The bulk rock volume (BRV) is split into vertical segments, which are constrained by depth contours, cap rock and FWL (see birds-eye view and cross-section in figure). For each vertical segment the corresponding distribution of oil saturation is applied.
HC Volume Estimation & Sensistivity Testing
The final HC volume estimation and sensitivity testing is carried out within an automated, macro-based Excel spreadsheet. The partial STOOIP/GIIP for each vertical segment is calculated using the saturation distribution at the intermediate depth contour of each segment, and the total STOOIP/GIIP is the sum of the partial STOOIPs/GIIPs.
Any type of cut-off can be implemented in the model and the advantage, as compared to traditional methods, is that the use of pore types and their associated porosity-permeability relationships (Lønøy, 2006) makes it possible to apply a direct permeability cut-off. Permeabilities are given to each sample in the model, either as a measured value or as an estimated value based on Lønøy (2006). Traditional methodology for estimating HC volumes usually applies a porosity cut-off based on porosity-permeability cross-plots for samples covering a wide range of pore types. This is inaccurate, as different pore types have different porosity-permeability relationships.

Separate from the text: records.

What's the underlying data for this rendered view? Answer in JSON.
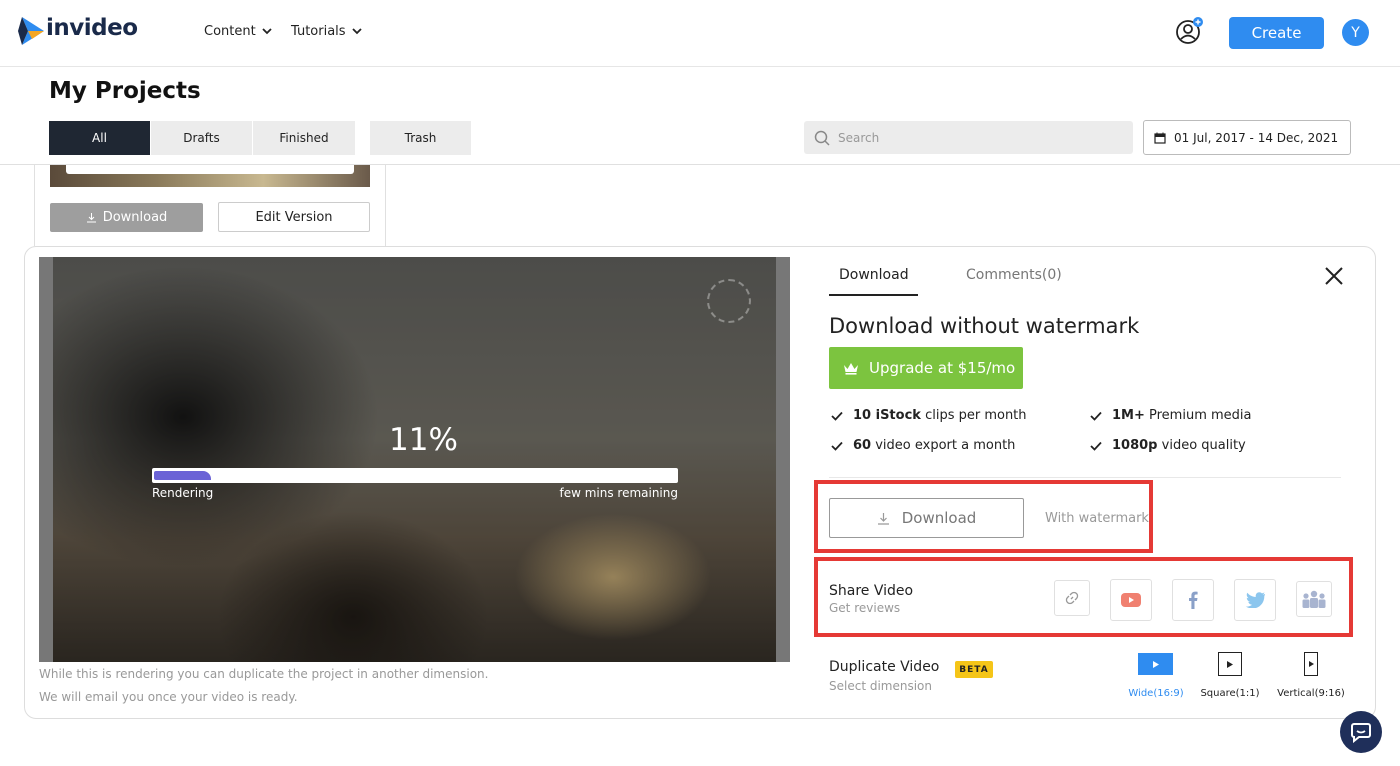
{
  "brand": {
    "name": "invideo"
  },
  "nav": {
    "content": "Content",
    "tutorials": "Tutorials"
  },
  "header": {
    "create_label": "Create",
    "avatar_initial": "Y"
  },
  "page": {
    "title": "My Projects"
  },
  "filters": {
    "all": "All",
    "drafts": "Drafts",
    "finished": "Finished",
    "trash": "Trash"
  },
  "search": {
    "placeholder": "Search"
  },
  "date_range": {
    "value": "01 Jul, 2017 - 14 Dec, 2021"
  },
  "card": {
    "download_label": "Download",
    "edit_label": "Edit Version"
  },
  "render": {
    "percent_text": "11%",
    "progress": 0.11,
    "status": "Rendering",
    "remaining": "few mins remaining",
    "note1": "While this is rendering you can duplicate the project in another dimension.",
    "note2": "We will email you once your video is ready."
  },
  "panel": {
    "tab_download": "Download",
    "tab_comments": "Comments(0)",
    "heading": "Download without watermark",
    "upgrade_label": "Upgrade at $15/mo",
    "features": [
      {
        "bold": "10 iStock",
        "rest": " clips per month"
      },
      {
        "bold": "1M+",
        "rest": " Premium media"
      },
      {
        "bold": "60",
        "rest": " video export a month"
      },
      {
        "bold": "1080p",
        "rest": " video quality"
      }
    ],
    "download_label": "Download",
    "watermark_label": "With watermark",
    "share_title": "Share Video",
    "share_sub": "Get reviews",
    "dup_title": "Duplicate Video",
    "dup_badge": "BETA",
    "dup_sub": "Select dimension",
    "dims": [
      "Wide(16:9)",
      "Square(1:1)",
      "Vertical(9:16)"
    ]
  },
  "colors": {
    "accent": "#2f8cf0",
    "upgrade": "#7cc43f",
    "highlight": "#e53935",
    "dark_tab": "#1f2733"
  }
}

Pore-type distributions and any other inputs can easily be changed in the model, and recalculated STOOIP/GIIP calculations can be made in seconds to few minutes. This allows for easy and rapid sensitivity of the input parameters. The model can handle oil reservoirs, gas reservoirs and oil reservoirs with a gas cap.
Limitations of the Model
One of the limitations of the model is that the input data are applied to the entire field, regardless of lateral variations. The calculated HC volumes are only correct if the applied input data are representative for the entire field. This problem can be minimized by dividing the field into regional segments and apply one model to each segment. This can be accomplished by applying well data from several wells, or by using estimated input data (pseudo wells) derived from geological models. The total HC volume will then be the average of the individual well-based HC volumes, or a proportional HC volume contribution based on each well’s relative contribution.
The final reservoir model is based on the spatial distribution of pore types and porosity across the field. The distribution is controlled by well data and sedimentological/diagenetic models. Once the porosity and pore types have been distributed, all other parameters are equation based (e.g. permeability, effective porosity and saturation).